Wednesday, February 4, 2009

Heart Whispers

Four a.m. I've just calmed a frightened little one. He sleeps peacefully now. I, however, am wide awake. With wakefulness my heart is flooded with troubled, anxious thoughts.

Growing up is hard, there is no denying it, but no one warned me about the heaviness a mother's heart feels as she watches her own children encounter growing pains. Night fears are easily soothed away, other struggles... well, not so much.

I sit in the dark, unable to sleep. I am shadowed with anxiousness... and a lack of faith. I begin to confide in Him, the One who calls me by name.
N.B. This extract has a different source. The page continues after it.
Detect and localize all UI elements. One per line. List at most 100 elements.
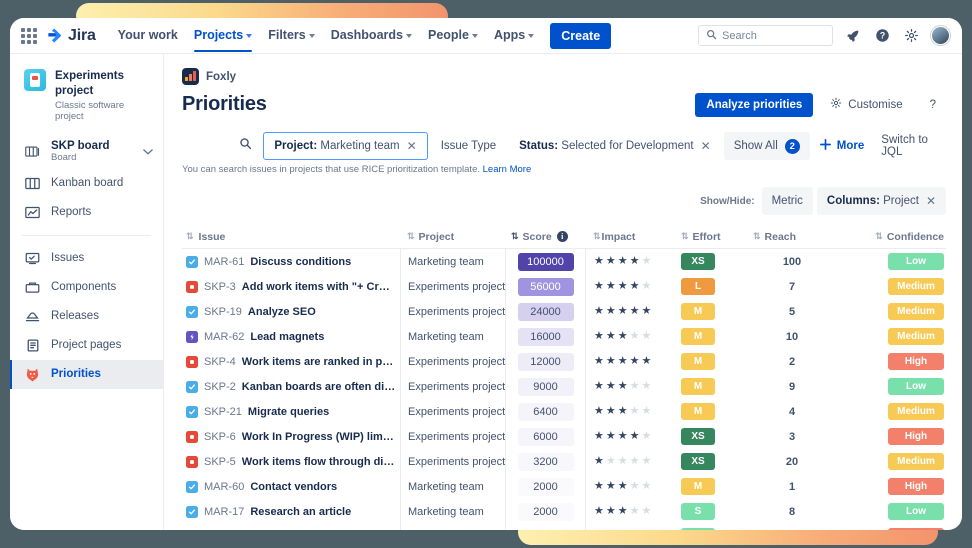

As the eastern sun peeks over the rooftops and treetops, as golden rays gently shine through morning windows He begins to whisper to my heart. In love He reminds me...

...that He is faithful and true
...that He loves my boys more deeply than I do
...that He designed them with a purpose and plan
...that He holds them in the palm of His hand
...that He is close to those who are crushed in spirit
...that He remembers

His whisper enlivens and soothes my weary, worrisome mother-heart. Indeed, His compassions are new every morning.

As the day dawns I sense His presence and I move forward in faith to embrace this good day, praying that I will be ever sensitive to listen to the ever present Spirit.